Qu’ils inventent une communication radicalement renouvelée, en bousculant le triptyque : sacro-saint journal hebdomadaire (à l’heure du net !) illisible, tracts indigestes, affiches manifestes, communication qui, cent ans après, sent fichtrement la naphtaline.
Il faudra surtout une révolution culturelle considérable pour aboutir à une démocratie repensée, déjà sortir des pesanteurs de cercles historiques ou nouveaux venus qui se renégocient entre eux leurs périmètres mutuels comme dans tant de partis somme toute. Il faudra sortir du carcan de tendances (cache sexe de fractionnettes puériles) qui inhibent toute vie intellectuelle nuancée au profit de blocs politiques sommaires illisibles pour le commun des militants, vite enkystés dans la défense de « leurs » divergences au lieu de produire des équipes d’animations pluralistes capables de consensus et d’expérimentations réfléchies.
Enfin, enfin, enfin ! Libérer une démocratie réactive c’est-à-dire, plutôt que sur un centre vite psychodramatique et ses mini « caciquats » de petites personnalités qui s’accrochent, appuyer la démocratie d’abord et avant tout sur l’horizontalité de comités locaux et de regroupements de comités locaux tout à fait capables de donner avis et points de vue sur le champ plutôt qu’avoir à les subir venus d’en haut, dans l’attente d’un congrès sensé rebattre les cartes.
Une démocratie libertaire où (non l’individu roi) s’épanouit le collectif de base, l’espace d’action et de réflexion partagé, là où au ras de la vie on teste les orientations, les adapte, les corrige dans la libre discussion militante.
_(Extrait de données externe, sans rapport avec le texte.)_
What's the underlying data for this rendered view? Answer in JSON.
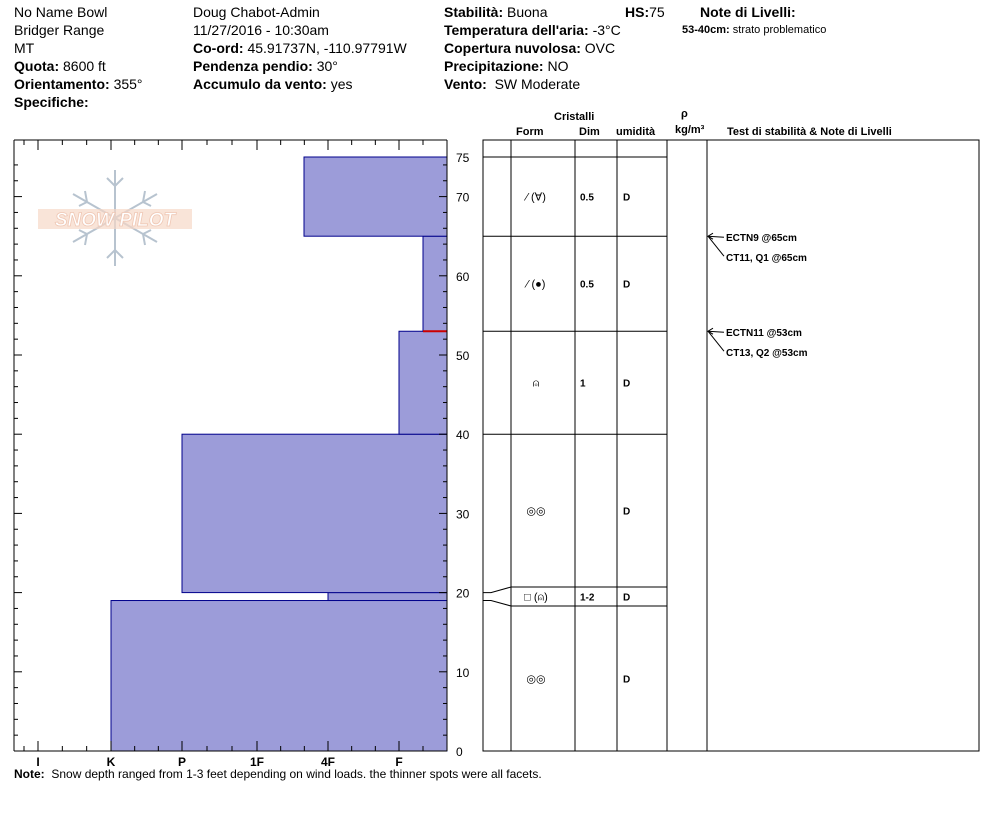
{
  "header": {
    "location": "No Name Bowl",
    "range": "Bridger Range",
    "state": "MT",
    "quota_label": "Quota:",
    "quota_value": "8600 ft",
    "orient_label": "Orientamento:",
    "orient_value": "355°",
    "spec_label": "Specifiche:",
    "observer": "Doug Chabot-Admin",
    "datetime": "11/27/2016 - 10:30am",
    "coord_label": "Co-ord:",
    "coord_value": "45.91737N, -110.97791W",
    "slope_label": "Pendenza pendio:",
    "slope_value": "30°",
    "wind_load_label": "Accumulo da vento:",
    "wind_load_value": "yes",
    "stab_label": "Stabilità:",
    "stab_value": "Buona",
    "hs_label": "HS:",
    "hs_value": "75",
    "temp_label": "Temperatura dell'aria:",
    "temp_value": "-3°C",
    "cloud_label": "Copertura nuvolosa:",
    "cloud_value": "OVC",
    "precip_label": "Precipitazione:",
    "precip_value": "NO",
    "wind_label": "Vento:",
    "wind_value": "SW Moderate",
    "notes_title": "Note di Livelli:",
    "notes_range": "53-40cm:",
    "notes_text": "strato problematico"
  },
  "table_headers": {
    "crystals": "Cristalli",
    "form": "Form",
    "dim": "Dim",
    "moisture": "umidità",
    "rho": "ρ",
    "density_unit": "kg/m³",
    "stability": "Test di stabilità & Note di Livelli"
  },
  "logo_text": "SNOW PILOT",
  "footer": {
    "label": "Note:",
    "text": "Snow depth ranged from 1-3 feet depending on wind loads. the thinner spots were all facets."
  },
  "colors": {
    "layer_fill": "#9c9cd9",
    "layer_stroke": "#00008b",
    "weak_layer": "#cc0000"
  },
  "chart_data": {
    "type": "bar",
    "orientation": "horizontal",
    "description_axis": "snow depth (cm)",
    "ylim": [
      0,
      75
    ],
    "y_ticks": [
      0,
      10,
      20,
      30,
      40,
      50,
      60,
      70,
      75
    ],
    "hardness_scale": [
      "I",
      "K",
      "P",
      "1F",
      "4F",
      "F"
    ],
    "weak_layer_depth": 53,
    "layers": [
      {
        "bottom": 0,
        "top": 19,
        "hardness": "K",
        "form": "◎◎",
        "size": "",
        "moisture": "D"
      },
      {
        "bottom": 19,
        "top": 20,
        "hardness": "4F",
        "form": "□ (⍝)",
        "size": "1-2",
        "moisture": "D"
      },
      {
        "bottom": 20,
        "top": 40,
        "hardness": "P",
        "form": "◎◎",
        "size": "",
        "moisture": "D"
      },
      {
        "bottom": 40,
        "top": 53,
        "hardness": "F",
        "form": "⍝",
        "size": "1",
        "moisture": "D"
      },
      {
        "bottom": 53,
        "top": 65,
        "hardness": "F-",
        "form": "⁄ (●)",
        "size": "0.5",
        "moisture": "D"
      },
      {
        "bottom": 65,
        "top": 75,
        "hardness": "4F+",
        "form": "⁄ (∀)",
        "size": "0.5",
        "moisture": "D"
      }
    ],
    "stability_tests": [
      {
        "depth": 65,
        "lines": [
          "ECTN9 @65cm",
          "CT11, Q1 @65cm"
        ]
      },
      {
        "depth": 53,
        "lines": [
          "ECTN11 @53cm",
          "CT13, Q2 @53cm"
        ]
      }
    ]
  }
}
Là ou, comme le fait plus largement le mouvement social dans ses luttes, on invente ensemble de l’émancipation.
Bref, la gauche à la gauche de la gauche institutionnelle a besoin d’un parti qui incarne (au sens charnel du mot) le projet politique dont Besancenot n’est que le porte-voix bien embarrassé de cette charge ambiguë.
Besoin car « la France s’ennuie » [1]dans cette campagne constatent les commentateurs, sondeurs et autres pythies des temps actuels, même si les assemblées du FdG y entonnent un air rétro de carmagnole (je préfère la Commune).
Quand « la France » s’ennuie (on le sait depuis 68) c’est qu’il y a anguille sous roche, électrique l’anguille, et soumise à fracturation la roche…
Quand « la France s’ennuie », c’est qu’une large partie de ceux qu’ils mettent sous ce mot, pensent à autre chose que ce à quoi on leur fait penser.
Et cette « large partie » que la Carmagnole ne séduit qu’en partie, et l’abstention bien trop, il faudra l’entendre, y répondre autrement que par « plus de mandats ici », ou « Machin président dans cinq ans ». Car, cela a été assez dit, n’est-ce pas, la misère, la casse, le ras-le-bol, c’est tout de suite, maintenant, ici, là.
Alors la petite musique de Besancenot, doit savoir se transformer, le porte voix doit se muer en premier violon [2], l’orchestre en devenir un, ça se travaille ça. Oui, ça se travaille et il y a urgence.
Ah, votez Poutou ! Si ! Le 22 il sera au boulot, comme vous. Paré pour les luttes, en toute indépendance, tout de suite, là, maintenant, ici, pour que, par en bas, ça change.
Un vote n’est jamais qu’un vote, mais celui-ci c’est un vote utile.